Ok. When you have time, tell more about your mixing

strong_boy wrote: mihaig wrote: strong_boy wrote: Pleas check my solution . Is it true? Let $f(a,b,c,d) : ab^3+bc^3+cd^3+da^3 - (a^2b^2+b^2c^2+c^2d^2+d^2a^2) \geq 0$ we know $f(a,b,c,d) \geq f(0,0,a+b,c+d)$ . It mean : Why? I mixed my variable And I tried to set one of my variables to the bounding point of the domain So, how do you mix variables for non symmetric functions?

Here my function is summetrixc.usually i dont use mixing for non symmetric functions My answer is falsi?

I am trying to understand this "we know $f(a,b,c,d) \geq f(0,0,a+b,c+d)$"

My answer is false

No problem. I am sure you will soon prove it

mihaig wrote: No problem.
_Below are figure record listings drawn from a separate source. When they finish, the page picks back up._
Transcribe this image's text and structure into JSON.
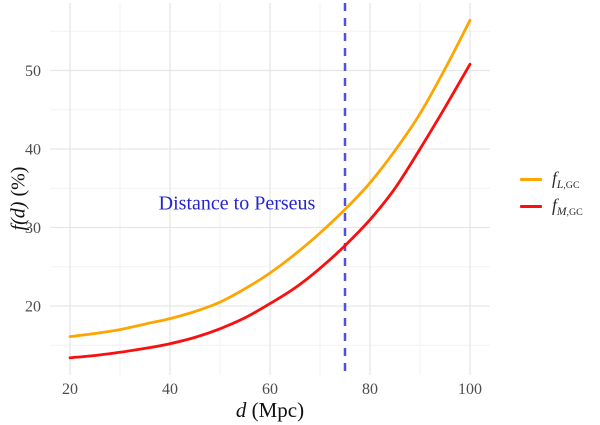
{
  "chart_data": {
    "type": "line",
    "title": "",
    "xlabel_var": "d",
    "xlabel_unit": " (Mpc)",
    "ylabel_var": "f(d)",
    "ylabel_unit": " (%)",
    "xlim": [
      20,
      100
    ],
    "ylim": [
      11.5,
      58.5
    ],
    "x_major_ticks": [
      20,
      40,
      60,
      80,
      100
    ],
    "x_minor_ticks": [
      30,
      50,
      70,
      90
    ],
    "y_major_ticks": [
      20,
      30,
      40,
      50
    ],
    "y_minor_ticks": [
      15,
      25,
      35,
      45,
      55
    ],
    "grid": true,
    "legend_position": "right",
    "x": [
      20,
      25,
      30,
      35,
      40,
      45,
      50,
      55,
      60,
      65,
      70,
      75,
      80,
      85,
      90,
      95,
      100
    ],
    "series": [
      {
        "name": "f_L,GC",
        "color": "#FFA500",
        "values": [
          16.1,
          16.5,
          17.0,
          17.7,
          18.4,
          19.3,
          20.5,
          22.2,
          24.2,
          26.6,
          29.3,
          32.3,
          35.7,
          39.8,
          44.5,
          50.2,
          56.4
        ]
      },
      {
        "name": "f_M,GC",
        "color": "#FA0F0F",
        "values": [
          13.4,
          13.7,
          14.1,
          14.6,
          15.2,
          16.0,
          17.1,
          18.5,
          20.3,
          22.3,
          24.8,
          27.7,
          31.0,
          35.0,
          40.0,
          45.3,
          50.8
        ]
      }
    ],
    "vline": {
      "x": 75,
      "color": "#5050E6",
      "style": "dashed"
    },
    "annotation": {
      "text": "Distance to Perseus",
      "color": "#2525CE"
    }
  },
  "legend": {
    "items": [
      {
        "symbol": "f",
        "sub_var": "L",
        "sub_rest": ",GC",
        "color": "#FFA500"
      },
      {
        "symbol": "f",
        "sub_var": "M",
        "sub_rest": ",GC",
        "color": "#FA0F0F"
      }
    ]
  },
  "style": {
    "grid_major_color": "#E6E6E6",
    "grid_minor_color": "#F2F2F2",
    "tick_label_color": "#4d4d4d",
    "background": "#ffffff"
  }
}
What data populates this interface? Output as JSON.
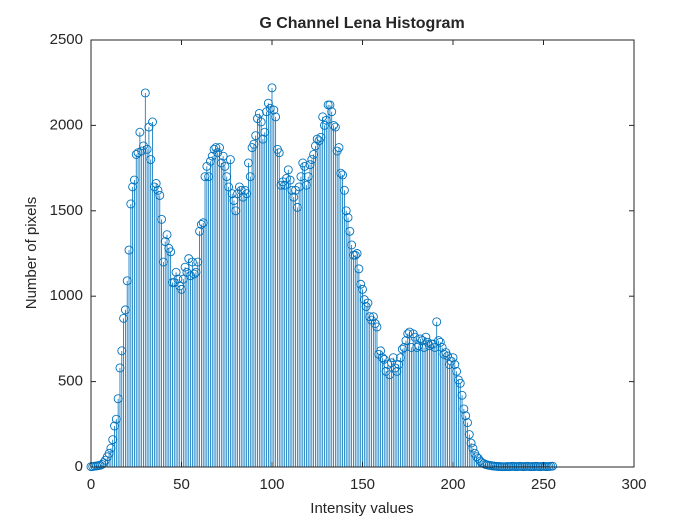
{
  "chart_data": {
    "type": "stem",
    "title": "G Channel Lena Histogram",
    "x_label": "Intensity values",
    "y_label": "Number of pixels",
    "color": "#0072bd",
    "x": [
      0,
      1,
      2,
      3,
      4,
      5,
      6,
      7,
      8,
      9,
      10,
      11,
      12,
      13,
      14,
      15,
      16,
      17,
      18,
      19,
      20,
      21,
      22,
      23,
      24,
      25,
      26,
      27,
      28,
      29,
      30,
      31,
      32,
      33,
      34,
      35,
      36,
      37,
      38,
      39,
      40,
      41,
      42,
      43,
      44,
      45,
      46,
      47,
      48,
      49,
      50,
      51,
      52,
      53,
      54,
      55,
      56,
      57,
      58,
      59,
      60,
      61,
      62,
      63,
      64,
      65,
      66,
      67,
      68,
      69,
      70,
      71,
      72,
      73,
      74,
      75,
      76,
      77,
      78,
      79,
      80,
      81,
      82,
      83,
      84,
      85,
      86,
      87,
      88,
      89,
      90,
      91,
      92,
      93,
      94,
      95,
      96,
      97,
      98,
      99,
      100,
      101,
      102,
      103,
      104,
      105,
      106,
      107,
      108,
      109,
      110,
      111,
      112,
      113,
      114,
      115,
      116,
      117,
      118,
      119,
      120,
      121,
      122,
      123,
      124,
      125,
      126,
      127,
      128,
      129,
      130,
      131,
      132,
      133,
      134,
      135,
      136,
      137,
      138,
      139,
      140,
      141,
      142,
      143,
      144,
      145,
      146,
      147,
      148,
      149,
      150,
      151,
      152,
      153,
      154,
      155,
      156,
      157,
      158,
      159,
      160,
      161,
      162,
      163,
      164,
      165,
      166,
      167,
      168,
      169,
      170,
      171,
      172,
      173,
      174,
      175,
      176,
      177,
      178,
      179,
      180,
      181,
      182,
      183,
      184,
      185,
      186,
      187,
      188,
      189,
      190,
      191,
      192,
      193,
      194,
      195,
      196,
      197,
      198,
      199,
      200,
      201,
      202,
      203,
      204,
      205,
      206,
      207,
      208,
      209,
      210,
      211,
      212,
      213,
      214,
      215,
      216,
      217,
      218,
      219,
      220,
      221,
      222,
      223,
      224,
      225,
      226,
      227,
      228,
      229,
      230,
      231,
      232,
      233,
      234,
      235,
      236,
      237,
      238,
      239,
      240,
      241,
      242,
      243,
      244,
      245,
      246,
      247,
      248,
      249,
      250,
      251,
      252,
      253,
      254,
      255
    ],
    "values": [
      2,
      3,
      5,
      6,
      8,
      10,
      15,
      25,
      40,
      60,
      80,
      110,
      160,
      240,
      280,
      400,
      580,
      680,
      870,
      920,
      1090,
      1270,
      1540,
      1640,
      1680,
      1830,
      1840,
      1960,
      1850,
      1880,
      2190,
      1860,
      1990,
      1800,
      2020,
      1640,
      1660,
      1620,
      1590,
      1450,
      1200,
      1320,
      1360,
      1280,
      1260,
      1080,
      1080,
      1140,
      1100,
      1060,
      1040,
      1100,
      1170,
      1140,
      1220,
      1120,
      1200,
      1130,
      1140,
      1200,
      1380,
      1420,
      1430,
      1700,
      1760,
      1700,
      1790,
      1820,
      1860,
      1870,
      1840,
      1870,
      1780,
      1820,
      1760,
      1700,
      1640,
      1800,
      1600,
      1560,
      1500,
      1600,
      1640,
      1620,
      1580,
      1620,
      1600,
      1780,
      1700,
      1870,
      1890,
      1940,
      2040,
      2070,
      2020,
      1920,
      1960,
      2080,
      2130,
      2100,
      2220,
      2090,
      2050,
      1860,
      1840,
      1650,
      1670,
      1650,
      1690,
      1740,
      1680,
      1620,
      1580,
      1620,
      1520,
      1640,
      1700,
      1780,
      1760,
      1650,
      1700,
      1770,
      1800,
      1830,
      1880,
      1920,
      1910,
      1930,
      2050,
      2000,
      2030,
      2120,
      2120,
      2080,
      2000,
      1990,
      1850,
      1870,
      1720,
      1710,
      1620,
      1500,
      1460,
      1380,
      1300,
      1240,
      1240,
      1250,
      1160,
      1070,
      1040,
      980,
      940,
      960,
      880,
      860,
      880,
      840,
      820,
      660,
      680,
      640,
      630,
      560,
      600,
      540,
      610,
      640,
      580,
      560,
      600,
      640,
      690,
      700,
      740,
      780,
      790,
      700,
      780,
      760,
      700,
      710,
      750,
      740,
      700,
      760,
      730,
      710,
      720,
      720,
      700,
      850,
      740,
      730,
      700,
      660,
      670,
      650,
      600,
      620,
      640,
      600,
      560,
      510,
      490,
      420,
      340,
      300,
      260,
      190,
      140,
      110,
      80,
      60,
      50,
      35,
      25,
      20,
      15,
      12,
      10,
      8,
      6,
      5,
      4,
      3,
      3,
      2,
      2,
      2,
      3,
      2,
      3,
      4,
      3,
      2,
      3,
      4,
      3,
      2,
      3,
      4,
      3,
      2,
      3,
      3,
      4,
      3,
      2,
      3,
      4,
      3,
      2,
      3,
      4,
      5
    ],
    "xlim": [
      0,
      300
    ],
    "xticks": [
      0,
      50,
      100,
      150,
      200,
      250,
      300
    ],
    "ylim": [
      0,
      2500
    ],
    "yticks": [
      0,
      500,
      1000,
      1500,
      2000,
      2500
    ]
  }
}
I am sure you will soon prove it

Indeed, I have trust in you. You are good

mihaig wrote: Indeed, I have trust in you. You are good Thanks !!!!! Where are you from?

From Romania

mihaig wrote: From Romania Nice to meet you !

Nice to meet you too

arqady wrote: No! Muirhead does not help here because the starting inequality is not symmetric. Of course...

The problem condition also says they are non-negative, please correct it! Time-consuming but natural - be a buffalo! With $b = a+x, c = a+x+y, d = a+x+y+z$ the difference of the two sides is $a^2 x^2 + a^2 x y + a^2 x z + a^2 y^2 + a^2 y z + a^2 z^2 + a x^3 + 3 a x^2 y + 3 a x^2 z + 4 a x y^2 + 6 a x y z + 4 a x z^2 + a y^3 + 3 a y^2 z + 4 a y z^2 + a z^3 + x^3 y + x^3 z + 2 x^2 y^2 + 3 x^2 y z + 2 x^2 z^2 + x y^3 + 3 x y^2 z + 4 x y z^2 + x z^3 + y^3 z + 2 y^2 z^2 + y z^3$ which is non-negative.